Coconut Chipotle Lentil Stew

Ingredients

  • 1 cup red lentils, rinsed
  • 1 15oz can of full fat coconut milk
  • 1 15oz can crushed tomatoes
  • 1 small white onion, diced
  • 2 cups butternut squash, diced into 1/2 inch cubes
  • 1 inch fresh ginger, minced
  • 1 tbsp minced garlic
  • 1 tbsp chipotle powder
  • 1 tsp turmeric
  • 2 cups water

Preparation

  1. In a medium pot, add onion and sauté until softened, about 2 minutes.

  2. Add in garlic and ginger and sauté until fragrant, about 2 minutes.

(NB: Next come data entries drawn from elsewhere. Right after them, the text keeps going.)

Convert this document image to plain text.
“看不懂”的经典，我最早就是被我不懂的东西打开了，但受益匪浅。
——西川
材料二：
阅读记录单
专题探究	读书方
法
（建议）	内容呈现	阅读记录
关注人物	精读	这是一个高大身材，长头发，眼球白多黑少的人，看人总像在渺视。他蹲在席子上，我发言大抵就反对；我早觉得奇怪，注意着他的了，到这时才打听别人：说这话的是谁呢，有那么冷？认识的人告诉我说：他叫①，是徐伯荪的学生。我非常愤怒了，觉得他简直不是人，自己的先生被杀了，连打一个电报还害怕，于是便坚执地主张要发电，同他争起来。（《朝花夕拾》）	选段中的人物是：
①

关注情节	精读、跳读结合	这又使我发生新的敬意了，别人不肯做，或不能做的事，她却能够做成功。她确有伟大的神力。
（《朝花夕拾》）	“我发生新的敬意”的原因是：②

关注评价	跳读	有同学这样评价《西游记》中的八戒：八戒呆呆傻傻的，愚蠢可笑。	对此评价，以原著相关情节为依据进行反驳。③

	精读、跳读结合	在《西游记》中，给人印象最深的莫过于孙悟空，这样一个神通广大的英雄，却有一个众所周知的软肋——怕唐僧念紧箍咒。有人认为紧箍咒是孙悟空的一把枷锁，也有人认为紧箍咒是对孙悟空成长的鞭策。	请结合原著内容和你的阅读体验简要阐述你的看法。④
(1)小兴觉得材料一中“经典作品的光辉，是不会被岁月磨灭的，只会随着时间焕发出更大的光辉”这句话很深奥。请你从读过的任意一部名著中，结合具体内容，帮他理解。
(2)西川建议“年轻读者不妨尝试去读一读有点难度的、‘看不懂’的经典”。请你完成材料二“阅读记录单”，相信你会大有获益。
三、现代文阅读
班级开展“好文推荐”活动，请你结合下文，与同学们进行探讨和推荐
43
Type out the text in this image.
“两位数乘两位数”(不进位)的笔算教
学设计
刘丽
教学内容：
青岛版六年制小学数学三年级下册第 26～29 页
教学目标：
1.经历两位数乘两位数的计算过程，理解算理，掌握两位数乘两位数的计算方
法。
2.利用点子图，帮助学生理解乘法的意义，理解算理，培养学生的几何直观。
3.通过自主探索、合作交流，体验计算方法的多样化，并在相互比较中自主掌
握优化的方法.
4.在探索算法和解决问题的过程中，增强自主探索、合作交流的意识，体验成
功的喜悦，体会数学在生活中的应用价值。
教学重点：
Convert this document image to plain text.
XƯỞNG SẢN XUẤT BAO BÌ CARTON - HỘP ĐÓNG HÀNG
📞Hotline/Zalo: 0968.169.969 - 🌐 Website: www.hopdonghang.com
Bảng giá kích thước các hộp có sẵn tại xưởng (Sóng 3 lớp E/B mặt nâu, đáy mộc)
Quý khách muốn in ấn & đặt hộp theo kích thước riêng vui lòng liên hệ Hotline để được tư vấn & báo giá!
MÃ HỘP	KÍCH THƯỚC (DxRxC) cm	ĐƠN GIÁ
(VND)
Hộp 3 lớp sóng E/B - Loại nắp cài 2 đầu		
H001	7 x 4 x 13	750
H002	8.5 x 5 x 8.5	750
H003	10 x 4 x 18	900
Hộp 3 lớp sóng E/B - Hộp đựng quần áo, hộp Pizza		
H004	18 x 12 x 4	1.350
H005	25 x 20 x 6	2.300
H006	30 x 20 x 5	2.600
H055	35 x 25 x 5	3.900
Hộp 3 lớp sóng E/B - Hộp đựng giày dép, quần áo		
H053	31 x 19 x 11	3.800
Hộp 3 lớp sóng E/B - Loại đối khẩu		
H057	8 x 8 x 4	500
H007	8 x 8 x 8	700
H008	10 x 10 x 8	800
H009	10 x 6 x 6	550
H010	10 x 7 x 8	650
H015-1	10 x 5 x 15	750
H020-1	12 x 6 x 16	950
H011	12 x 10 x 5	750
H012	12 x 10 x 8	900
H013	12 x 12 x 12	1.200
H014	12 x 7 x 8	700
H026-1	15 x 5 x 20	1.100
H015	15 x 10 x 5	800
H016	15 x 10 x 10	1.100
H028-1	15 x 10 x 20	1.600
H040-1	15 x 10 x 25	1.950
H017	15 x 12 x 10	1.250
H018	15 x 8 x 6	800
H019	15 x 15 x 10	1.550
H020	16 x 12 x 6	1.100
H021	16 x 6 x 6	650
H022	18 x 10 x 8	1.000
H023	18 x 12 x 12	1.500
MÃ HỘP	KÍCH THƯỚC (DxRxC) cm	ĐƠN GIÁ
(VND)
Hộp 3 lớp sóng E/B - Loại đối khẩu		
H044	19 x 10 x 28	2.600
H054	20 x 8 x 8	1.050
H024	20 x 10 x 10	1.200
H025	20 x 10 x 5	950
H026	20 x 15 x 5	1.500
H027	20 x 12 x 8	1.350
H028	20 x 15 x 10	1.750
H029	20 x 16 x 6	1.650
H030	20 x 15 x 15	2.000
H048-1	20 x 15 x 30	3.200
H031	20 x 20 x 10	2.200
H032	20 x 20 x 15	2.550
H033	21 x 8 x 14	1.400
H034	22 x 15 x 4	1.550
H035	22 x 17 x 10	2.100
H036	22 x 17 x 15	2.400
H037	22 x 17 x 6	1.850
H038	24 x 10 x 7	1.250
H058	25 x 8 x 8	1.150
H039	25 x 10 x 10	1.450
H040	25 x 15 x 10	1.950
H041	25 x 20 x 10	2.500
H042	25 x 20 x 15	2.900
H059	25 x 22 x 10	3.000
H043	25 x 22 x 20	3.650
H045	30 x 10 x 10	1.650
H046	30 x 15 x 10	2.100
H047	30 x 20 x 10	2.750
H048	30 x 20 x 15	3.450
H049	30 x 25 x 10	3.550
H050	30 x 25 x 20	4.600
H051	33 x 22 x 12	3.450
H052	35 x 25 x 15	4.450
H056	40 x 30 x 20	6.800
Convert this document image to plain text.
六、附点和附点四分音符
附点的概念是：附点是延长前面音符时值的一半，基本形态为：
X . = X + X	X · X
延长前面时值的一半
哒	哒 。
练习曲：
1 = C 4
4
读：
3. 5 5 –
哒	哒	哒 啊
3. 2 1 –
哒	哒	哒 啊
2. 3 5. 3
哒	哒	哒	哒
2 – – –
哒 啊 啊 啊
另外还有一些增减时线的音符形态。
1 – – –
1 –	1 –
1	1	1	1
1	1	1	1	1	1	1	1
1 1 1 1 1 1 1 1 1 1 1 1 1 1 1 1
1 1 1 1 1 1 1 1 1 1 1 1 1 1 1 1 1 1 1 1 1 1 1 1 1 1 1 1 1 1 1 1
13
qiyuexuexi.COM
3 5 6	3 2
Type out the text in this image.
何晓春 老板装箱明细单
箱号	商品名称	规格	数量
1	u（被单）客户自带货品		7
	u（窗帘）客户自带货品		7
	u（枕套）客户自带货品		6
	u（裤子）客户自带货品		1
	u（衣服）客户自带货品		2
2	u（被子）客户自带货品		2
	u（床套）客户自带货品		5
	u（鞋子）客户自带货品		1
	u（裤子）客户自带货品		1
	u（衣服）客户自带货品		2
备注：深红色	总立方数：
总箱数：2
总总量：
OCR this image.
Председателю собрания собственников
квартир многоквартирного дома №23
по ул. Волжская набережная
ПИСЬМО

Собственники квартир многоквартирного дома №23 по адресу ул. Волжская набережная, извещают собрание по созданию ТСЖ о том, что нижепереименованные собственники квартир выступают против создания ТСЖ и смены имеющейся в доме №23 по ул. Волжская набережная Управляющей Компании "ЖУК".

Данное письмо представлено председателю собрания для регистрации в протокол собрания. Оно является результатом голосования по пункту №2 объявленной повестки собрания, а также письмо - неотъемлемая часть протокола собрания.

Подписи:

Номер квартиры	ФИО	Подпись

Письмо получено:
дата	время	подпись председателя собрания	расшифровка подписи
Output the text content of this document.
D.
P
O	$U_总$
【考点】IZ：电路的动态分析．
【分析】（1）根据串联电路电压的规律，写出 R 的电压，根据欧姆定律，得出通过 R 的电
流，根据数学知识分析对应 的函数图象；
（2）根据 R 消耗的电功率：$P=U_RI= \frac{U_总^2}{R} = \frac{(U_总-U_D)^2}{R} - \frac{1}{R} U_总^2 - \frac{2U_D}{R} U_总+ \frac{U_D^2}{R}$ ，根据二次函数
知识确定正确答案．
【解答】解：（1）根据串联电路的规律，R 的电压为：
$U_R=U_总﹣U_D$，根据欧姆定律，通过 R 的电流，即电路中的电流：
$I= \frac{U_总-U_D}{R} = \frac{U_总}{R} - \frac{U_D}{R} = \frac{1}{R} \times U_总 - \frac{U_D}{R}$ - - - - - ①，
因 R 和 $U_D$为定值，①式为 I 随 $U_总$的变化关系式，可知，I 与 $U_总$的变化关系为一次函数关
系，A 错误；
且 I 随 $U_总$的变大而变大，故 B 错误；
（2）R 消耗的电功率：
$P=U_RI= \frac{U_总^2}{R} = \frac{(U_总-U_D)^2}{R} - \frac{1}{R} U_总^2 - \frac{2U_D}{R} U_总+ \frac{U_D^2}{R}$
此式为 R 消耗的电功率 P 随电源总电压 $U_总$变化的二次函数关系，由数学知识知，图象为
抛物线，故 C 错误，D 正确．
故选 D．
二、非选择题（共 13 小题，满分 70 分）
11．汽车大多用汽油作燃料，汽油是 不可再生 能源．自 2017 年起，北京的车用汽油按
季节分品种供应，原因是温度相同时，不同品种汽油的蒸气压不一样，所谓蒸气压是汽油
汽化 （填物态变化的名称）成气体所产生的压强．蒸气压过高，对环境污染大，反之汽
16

  3. Add remaining ingredients to pot and bring to a soft boil.

  4. Reduce heat to a simmer, cover and allow to cook and thicken for about 25 minutes or until lentils and butternut squash are cooked through and softened.

  5. Add salt to taste and stir well before serving.

Instant pot method

  1. Sauté onion, garlic, and ginger as indicated in the recipe.

  2. Add remaining ingredients, seal the pressure cooker and set to manual pressure for 17 minutes.

  3. Use a natural release before unsealing.

  4. Stir well and serve.

Tips

  1. Serve with brown jasmine rice for a complete meal.